27/Abr/2023
Segundo a Confederação da Agricultura e Pecuária do Brasil (CNA), se o Imposto sobre Valor Agregado (IVA), discutido no escopo da reforma tributária, for aprovado haverá uma alta de 23% no custo da cesta básica, que hoje é desonerada. Isso geraria aumento de 1,8% na inflação em 18 meses. O aumento da carga tributária sobre alimentos levaria à queda no consumo de alguns produtos. Toda vez que tem crise econômica no Brasil, cai o consumo de derivados de lácteos, de determinados tipos de carnes e de frutas, devido ao menor poder aquisitivo da classe C. Se aumentar ainda mais o valor desses alimentos, certamente haverá redução de consumo de alguns produtos. De certa forma, isso vai afetar o produtor, porque, se cai o consumo, cai o valor recebido pelo produtor rural.
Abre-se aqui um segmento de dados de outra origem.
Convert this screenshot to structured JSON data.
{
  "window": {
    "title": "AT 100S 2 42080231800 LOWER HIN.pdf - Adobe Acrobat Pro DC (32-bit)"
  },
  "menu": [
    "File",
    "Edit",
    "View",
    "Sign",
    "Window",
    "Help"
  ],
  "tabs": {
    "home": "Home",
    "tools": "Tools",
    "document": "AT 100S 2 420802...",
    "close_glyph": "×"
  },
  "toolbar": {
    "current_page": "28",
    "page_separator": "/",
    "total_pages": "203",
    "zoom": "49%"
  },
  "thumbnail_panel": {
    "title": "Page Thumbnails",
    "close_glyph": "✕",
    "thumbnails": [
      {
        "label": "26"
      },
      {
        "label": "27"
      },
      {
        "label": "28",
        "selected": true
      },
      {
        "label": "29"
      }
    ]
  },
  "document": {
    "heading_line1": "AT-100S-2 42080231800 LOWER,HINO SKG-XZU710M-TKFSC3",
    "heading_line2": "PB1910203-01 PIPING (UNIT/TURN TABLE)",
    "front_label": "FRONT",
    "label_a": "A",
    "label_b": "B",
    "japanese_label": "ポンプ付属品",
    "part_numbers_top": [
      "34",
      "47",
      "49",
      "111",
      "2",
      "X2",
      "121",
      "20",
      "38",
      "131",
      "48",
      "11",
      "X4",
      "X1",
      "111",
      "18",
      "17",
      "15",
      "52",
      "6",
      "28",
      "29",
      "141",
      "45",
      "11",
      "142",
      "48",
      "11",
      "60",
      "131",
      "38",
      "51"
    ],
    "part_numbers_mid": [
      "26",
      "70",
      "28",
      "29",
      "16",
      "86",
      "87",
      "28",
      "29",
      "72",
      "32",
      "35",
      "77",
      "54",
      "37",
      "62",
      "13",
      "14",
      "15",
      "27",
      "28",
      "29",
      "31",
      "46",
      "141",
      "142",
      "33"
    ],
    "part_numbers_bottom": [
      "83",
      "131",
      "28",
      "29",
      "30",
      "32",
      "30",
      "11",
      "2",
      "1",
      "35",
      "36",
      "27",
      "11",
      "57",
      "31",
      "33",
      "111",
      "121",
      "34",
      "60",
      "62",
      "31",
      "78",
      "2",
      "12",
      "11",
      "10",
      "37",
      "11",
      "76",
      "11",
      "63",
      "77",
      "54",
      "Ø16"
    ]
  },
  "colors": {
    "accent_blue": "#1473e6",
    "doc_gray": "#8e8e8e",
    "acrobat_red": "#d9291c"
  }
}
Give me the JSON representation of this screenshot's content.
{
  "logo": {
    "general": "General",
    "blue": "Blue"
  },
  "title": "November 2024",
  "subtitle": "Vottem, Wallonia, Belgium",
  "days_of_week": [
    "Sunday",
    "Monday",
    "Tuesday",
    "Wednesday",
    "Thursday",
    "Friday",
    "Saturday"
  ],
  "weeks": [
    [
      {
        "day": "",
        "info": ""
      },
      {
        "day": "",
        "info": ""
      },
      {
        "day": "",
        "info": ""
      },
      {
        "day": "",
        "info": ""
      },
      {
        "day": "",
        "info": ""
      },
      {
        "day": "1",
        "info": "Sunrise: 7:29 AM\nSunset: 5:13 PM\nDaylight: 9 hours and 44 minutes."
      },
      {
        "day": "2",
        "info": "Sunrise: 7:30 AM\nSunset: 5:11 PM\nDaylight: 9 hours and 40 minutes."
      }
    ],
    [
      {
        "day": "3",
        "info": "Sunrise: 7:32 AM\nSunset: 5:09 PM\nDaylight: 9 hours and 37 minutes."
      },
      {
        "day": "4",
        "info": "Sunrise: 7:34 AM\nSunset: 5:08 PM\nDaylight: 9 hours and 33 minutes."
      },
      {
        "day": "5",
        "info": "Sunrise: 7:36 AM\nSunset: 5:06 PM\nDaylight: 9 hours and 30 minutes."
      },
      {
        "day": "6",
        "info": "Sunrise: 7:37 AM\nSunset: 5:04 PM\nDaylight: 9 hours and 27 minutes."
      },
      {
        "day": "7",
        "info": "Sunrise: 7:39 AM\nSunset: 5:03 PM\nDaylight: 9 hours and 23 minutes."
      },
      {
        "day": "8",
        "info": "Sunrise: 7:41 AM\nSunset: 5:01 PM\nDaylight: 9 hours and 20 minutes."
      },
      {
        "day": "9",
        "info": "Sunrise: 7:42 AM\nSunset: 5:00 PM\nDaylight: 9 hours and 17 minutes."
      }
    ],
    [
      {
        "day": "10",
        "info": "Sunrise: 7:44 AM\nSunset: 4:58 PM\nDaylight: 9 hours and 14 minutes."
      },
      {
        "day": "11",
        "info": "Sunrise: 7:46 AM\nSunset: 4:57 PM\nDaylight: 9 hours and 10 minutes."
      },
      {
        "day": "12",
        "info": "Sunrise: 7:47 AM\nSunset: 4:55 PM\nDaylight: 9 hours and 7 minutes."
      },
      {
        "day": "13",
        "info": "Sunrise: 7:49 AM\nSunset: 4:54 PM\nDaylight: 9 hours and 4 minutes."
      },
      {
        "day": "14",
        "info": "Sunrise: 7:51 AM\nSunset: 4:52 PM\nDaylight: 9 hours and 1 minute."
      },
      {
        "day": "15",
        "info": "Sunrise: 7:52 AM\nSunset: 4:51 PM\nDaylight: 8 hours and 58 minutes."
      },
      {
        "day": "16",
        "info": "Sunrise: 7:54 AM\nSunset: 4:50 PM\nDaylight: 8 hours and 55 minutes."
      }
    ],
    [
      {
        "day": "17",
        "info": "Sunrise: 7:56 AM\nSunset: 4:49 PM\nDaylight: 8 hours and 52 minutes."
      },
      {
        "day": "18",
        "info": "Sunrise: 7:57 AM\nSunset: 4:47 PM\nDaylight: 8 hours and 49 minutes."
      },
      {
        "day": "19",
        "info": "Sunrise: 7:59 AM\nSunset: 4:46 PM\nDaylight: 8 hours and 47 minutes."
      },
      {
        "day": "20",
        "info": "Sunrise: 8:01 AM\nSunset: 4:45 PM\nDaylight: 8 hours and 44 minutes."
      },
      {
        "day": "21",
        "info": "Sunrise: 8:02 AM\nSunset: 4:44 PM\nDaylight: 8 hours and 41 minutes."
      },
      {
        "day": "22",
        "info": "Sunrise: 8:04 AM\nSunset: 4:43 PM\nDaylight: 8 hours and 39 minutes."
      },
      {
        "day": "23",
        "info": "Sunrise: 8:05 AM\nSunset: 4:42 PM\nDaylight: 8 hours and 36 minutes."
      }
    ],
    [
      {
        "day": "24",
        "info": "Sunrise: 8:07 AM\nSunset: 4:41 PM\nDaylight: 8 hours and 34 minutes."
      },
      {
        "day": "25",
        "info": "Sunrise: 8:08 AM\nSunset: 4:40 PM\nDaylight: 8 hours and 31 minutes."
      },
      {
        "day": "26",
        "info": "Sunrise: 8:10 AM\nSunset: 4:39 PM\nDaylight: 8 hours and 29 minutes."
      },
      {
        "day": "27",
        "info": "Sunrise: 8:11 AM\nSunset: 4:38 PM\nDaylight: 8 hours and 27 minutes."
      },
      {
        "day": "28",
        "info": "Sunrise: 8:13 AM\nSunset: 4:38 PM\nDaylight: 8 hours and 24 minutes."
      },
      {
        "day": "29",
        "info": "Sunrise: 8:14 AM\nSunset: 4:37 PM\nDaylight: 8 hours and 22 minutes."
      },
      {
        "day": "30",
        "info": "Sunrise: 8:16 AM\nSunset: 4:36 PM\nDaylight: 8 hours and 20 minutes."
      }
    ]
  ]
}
O agro internaliza maior parte da produção do que exporta. Se diminuir o poder de compra da população porque o produto estará mais caro por impostos, certamente prejudicará a produção brasileira. A Frente Parlamentar da Agropecuária (FPA) afirmou que o cashback é um tema que tem gerado controvérsia nas discussões da reforma tributária. O Brasil é um país continental e há muita informalidade. Assim, seria praticamente impossível digitalizar todos os estabelecimentos comerciais para que haja eficiência no sistema para devolução dos tributos aos que mais precisam. No interior do País, os consumidores frequentam pequenos mercados, pagam fiado e não recolhem notas. Na prática o produto vai estar mais caro. Haverá inflação e a população mais pobre que vai pagar. Impressiona um governo ‘dito social’ não se preocupar com aumento do custo para a família de baixa renda na hora que vai comprar o produto da cesta básica mais caro.
O arroz e feijão, por exemplo, ficarão mais caros na venda. Há dúvidas que um País que leva praticamente 8 a 10 anos para devolver crédito consiga fazer um sistema eficiente para devolver no cartão da assistência social esse recurso de tributos. A CNA questionou qual seria o público atendido pelo cashback. Ainda não há clareza se o reembolso seria para os beneficiários do Bolsa Família, do Cadastro Único ou para qual faixa de renda. Com a oneração da cesta básica, o governo arrecadaria R$ 18 bilhões e a ideia seria repassar R$ 4 bilhões para o cashback. Se isso for diluído pelo Cadastro Único, as famílias receberiam R$ 25,00 o que equivale a 5 Kg de feijão que as famílias teriam de comprar depois. Fonte: Broadcast Agro. Adaptado por Cogo Inteligência em Agronegócio.